Payá was linked to the violent disturbances in Cuba on July 11 and 12, and to the US government’s request for an invasion of the island. FRENAAA had an outstanding and active participation together with opponents in the demonstrations in front of the Cuban embassy in Mexico, where other figures financed by the NED also participated, such as the former far-right PAN Deputy René Bolio Hollarán.

René Bolio, president of the “Mexican Commission for the Defense and Promotion of Human Rights”, also has ties to the Cuban historical exile in Miami linked to State terrorism, and to the Cuban Democratic Directorate (DDC), also implicated in the petition. military intervention officer in Cuba. Therefore, we must put a magnifying glass on the organizations that in Mexico receive money from the NED.

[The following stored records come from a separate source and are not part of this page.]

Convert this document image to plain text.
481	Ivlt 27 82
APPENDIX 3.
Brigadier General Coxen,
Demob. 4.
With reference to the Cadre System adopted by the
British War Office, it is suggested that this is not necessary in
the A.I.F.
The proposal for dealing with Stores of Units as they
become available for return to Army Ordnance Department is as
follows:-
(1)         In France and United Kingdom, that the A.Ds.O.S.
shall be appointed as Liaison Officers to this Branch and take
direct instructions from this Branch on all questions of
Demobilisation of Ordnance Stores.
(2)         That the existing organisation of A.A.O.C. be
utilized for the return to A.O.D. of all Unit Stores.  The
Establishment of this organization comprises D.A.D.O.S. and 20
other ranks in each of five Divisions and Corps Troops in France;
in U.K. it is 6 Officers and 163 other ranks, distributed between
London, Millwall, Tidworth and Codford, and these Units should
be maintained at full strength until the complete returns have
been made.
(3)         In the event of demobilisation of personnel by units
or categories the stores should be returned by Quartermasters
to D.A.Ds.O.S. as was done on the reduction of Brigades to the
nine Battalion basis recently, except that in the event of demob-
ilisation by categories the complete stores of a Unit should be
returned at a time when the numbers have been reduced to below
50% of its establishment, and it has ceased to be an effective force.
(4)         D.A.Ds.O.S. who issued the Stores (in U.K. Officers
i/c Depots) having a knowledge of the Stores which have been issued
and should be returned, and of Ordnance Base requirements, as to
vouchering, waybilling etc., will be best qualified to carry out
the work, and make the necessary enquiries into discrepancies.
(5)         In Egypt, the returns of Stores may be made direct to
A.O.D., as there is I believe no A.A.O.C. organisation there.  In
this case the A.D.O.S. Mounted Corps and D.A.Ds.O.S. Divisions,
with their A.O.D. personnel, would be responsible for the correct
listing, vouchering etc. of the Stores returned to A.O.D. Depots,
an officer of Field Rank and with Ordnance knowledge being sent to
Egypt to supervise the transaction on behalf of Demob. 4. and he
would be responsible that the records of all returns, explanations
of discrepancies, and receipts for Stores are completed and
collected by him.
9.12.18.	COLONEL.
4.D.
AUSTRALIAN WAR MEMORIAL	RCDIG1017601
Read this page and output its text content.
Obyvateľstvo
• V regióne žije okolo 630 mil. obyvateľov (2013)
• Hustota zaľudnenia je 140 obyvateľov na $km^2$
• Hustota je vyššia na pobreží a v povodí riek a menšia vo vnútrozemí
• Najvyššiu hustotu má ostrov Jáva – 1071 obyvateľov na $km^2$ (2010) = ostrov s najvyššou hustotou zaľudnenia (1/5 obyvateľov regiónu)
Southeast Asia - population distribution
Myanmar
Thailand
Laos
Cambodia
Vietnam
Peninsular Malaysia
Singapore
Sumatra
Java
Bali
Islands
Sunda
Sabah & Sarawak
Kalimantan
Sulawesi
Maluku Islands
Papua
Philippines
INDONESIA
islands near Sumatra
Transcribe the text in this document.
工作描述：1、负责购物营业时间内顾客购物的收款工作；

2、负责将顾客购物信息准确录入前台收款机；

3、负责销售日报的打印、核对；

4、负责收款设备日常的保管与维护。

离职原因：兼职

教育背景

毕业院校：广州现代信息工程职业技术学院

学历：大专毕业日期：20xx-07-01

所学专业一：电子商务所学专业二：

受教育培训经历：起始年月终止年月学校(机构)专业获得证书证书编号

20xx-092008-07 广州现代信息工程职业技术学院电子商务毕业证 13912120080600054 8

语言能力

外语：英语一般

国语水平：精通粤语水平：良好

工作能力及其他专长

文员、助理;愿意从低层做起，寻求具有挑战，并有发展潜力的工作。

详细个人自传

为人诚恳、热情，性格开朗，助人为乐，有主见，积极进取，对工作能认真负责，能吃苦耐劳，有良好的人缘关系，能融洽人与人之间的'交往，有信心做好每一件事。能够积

One of them, the Mexican Council of International Affairs (COMEXI) executed between 2017 and 2018 the subversive program “Voces de Cuba”, with a budget from the NED that only last year amounted to 130,000 dollars. Other entities that receive funding from the NED in Mexico and that are active in subversion against Cuba are the Mexican section of the NGO Article 19, the Institute for Competitiveness (IMCO), the Institute for War and Peace Reporting (IWPR), Amnesty International, Mexicans against Corruption and Impunity (MCCI), and Research and Innovation (Factual AC).

Therefore, President López Obrador is right when he says that no foreign government should intervene in the affairs of our country, that it should respect Mexican sovereignty: The financing of the United States Government is an act of interventionism that violates our sovereignty. It is a foreign government, it cannot deliver money to political groups from another country.